They tell us these bowl trends are random, cyclical, which in the aftermath of the Big Ten's Black Saturday reminds us that so are shingles.
In both cases you get over it, but it takes a long time, and it's painful as hell.
During Sunday's lull in the college football season, it was good to know the Big Ten couldn't lose -- because there weren't any bowl games. The league had a chance to assess the damage from one of the darkest days in its football history. That point cannot be understated. In a space of less than 10 hours Saturday, the Big Ten went 0-5 in its bowl games. Good news for those who revel in the fall of the rich and powerful. Bad news for those who fancy themselves leaders and legends.
Three of the losses were by at least 13 points. Three came at the hands of the SEC. One came in the conference's ancestral postseason home, the Rose Bowl. The pain, though, was centered in the state of Michigan. The Wolverines and Spartans were outscored by their opponents 101-21, suffering the two most lopsided losses of the bowl season. It's hard to tell which team was least motivated. Michigan State had an excuse. It lost to a name team -- Alabama, the fourth-place team in the SEC West. The Tide rolled up 546 yards in a 49-7 victory. But Michigan endured its worst bowl loss ever, 52-14 to Mississippi State. That's a 38-point loss to the fifth-place team in the SEC West.
|After leaning on its ground game all season, Wisconsin gets smacked down when it goes to the air in the Rose Bowl. (Getty Images)|
Northwestern probably has the biggest excuse. It was without its inspirational leader and arguably the league's best quarterback, injured Dan Persa. Still, the Wildcats lost a 45-38 shootout to Texas Tech.
The embarrassment factor peaked (for now) when Wisconsin lost to TCU in the Rose Bowl. The Badgers were Big Ten tri-champs, having gotten to Pasadena thanks to BCS math. They had scored at least 70 points three times. The last time they'd scored 70 at all was 1915. Quarterback Scott Tolzien had given balance to the Badgers' battering running game. John Clay, the third-string tailback, was a finalist for the Doak Walker Award as the nation's best running back.
That's power. That's also why the 21-19 loss was so stunning. Wisconsin did its thing, holding the ball for 36½ minutes and pounding the smaller TCU defense. But when it came time to tie the game, coach Bret Bielema went with a pass on the deciding two-point conversion. Reaction from Fort Worth: Thank you.
To be fair, all five teams were underdogs going into Saturday. Still, for the first time since 2002, a Big Ten team did not win on New Year's Day. Next order of business for powerful commissioner Jim Delany: Move the Rose Bowl off New Year's Day.
And it could get worse.
Don't forget Ohio State and the Buckeye Five against Arkansas in Tuesday's Sugar Bowl. A program of now boasting one Pryor and several priors is 0-9 against the SEC in bowl games.

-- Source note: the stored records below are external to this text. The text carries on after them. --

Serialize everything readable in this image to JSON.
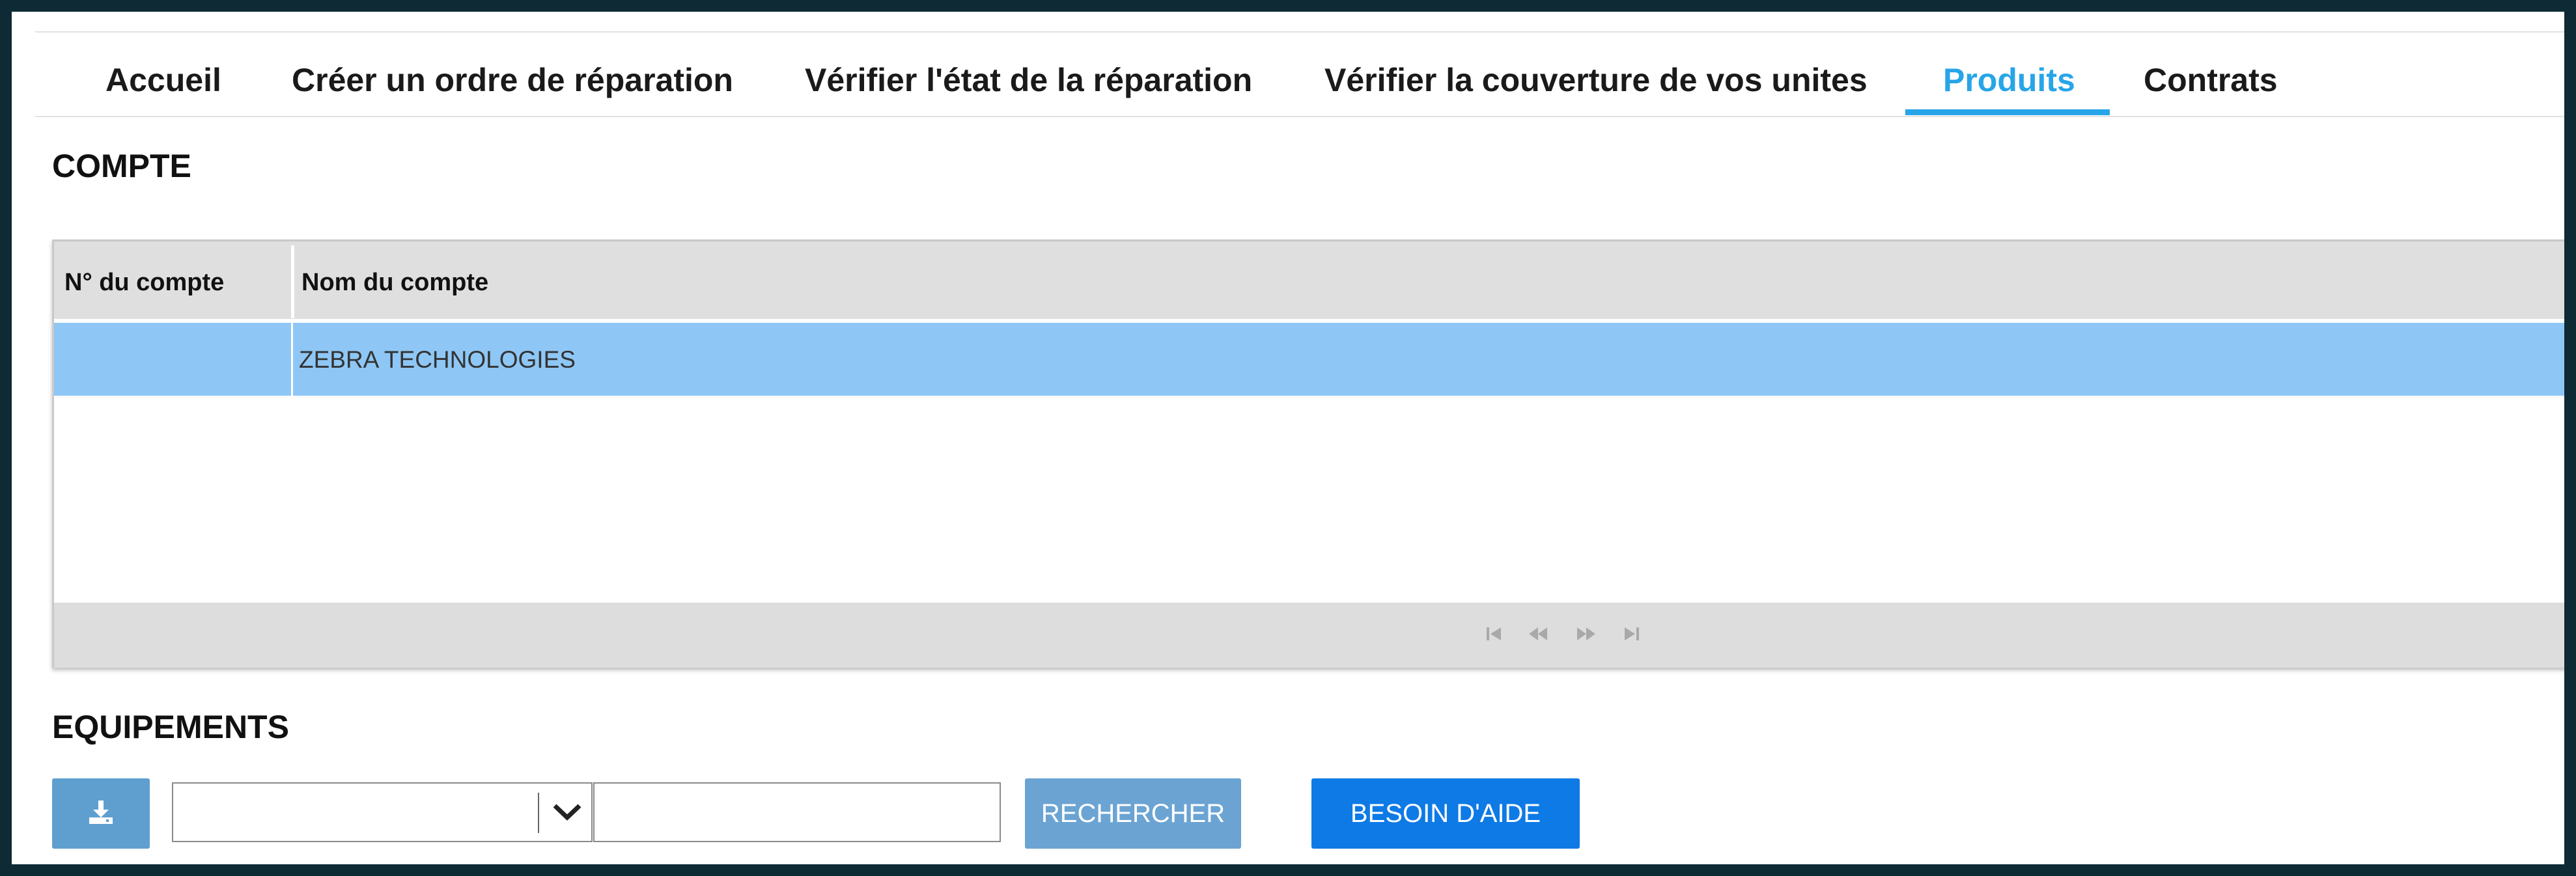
{
  "nav": {
    "tabs": [
      {
        "label": "Accueil",
        "active": false
      },
      {
        "label": "Créer un ordre de réparation",
        "active": false
      },
      {
        "label": "Vérifier l'état de la réparation",
        "active": false
      },
      {
        "label": "Vérifier la couverture de vos unites",
        "active": false
      },
      {
        "label": "Produits",
        "active": true
      },
      {
        "label": "Contrats",
        "active": false
      }
    ]
  },
  "account": {
    "title": "COMPTE",
    "columns": [
      "N° du compte",
      "Nom du compte"
    ],
    "rows": [
      {
        "number": "",
        "name": "ZEBRA TECHNOLOGIES",
        "selected": true
      }
    ],
    "pager": {
      "icons": [
        "first-page-icon",
        "previous-page-icon",
        "next-page-icon",
        "last-page-icon"
      ]
    }
  },
  "equipment": {
    "title": "EQUIPEMENTS",
    "download_icon": "download-icon",
    "filter_select": {
      "value": ""
    },
    "search_input": {
      "value": "",
      "placeholder": ""
    },
    "search_label": "RECHERCHER",
    "help_label": "BESOIN D'AIDE"
  },
  "colors": {
    "accent": "#27a5e8",
    "selected_row": "#8ec7f6",
    "search_button": "#6ba4d3",
    "help_button": "#0e7ae6",
    "frame": "#0e2a35"
  }
}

It's easy to take shots simply because the Big Ten fancies itself as elite. Last bowl season, it won four games against top 15 teams. It had never been done before, we were told. Great. But if this stuff is cyclical, then what happened Saturday is just as bad -- or worse -- than what was good last year.
The Big Ten likes to trumpet the fact it has played in more BCS games than any other conference -- 23 and counting. It doesn't like telling you that in the history of that same BCS, the Big East has a better winning percentage (.461-.454).
Maybe it's time for the Big Ten get a little something for what's itching.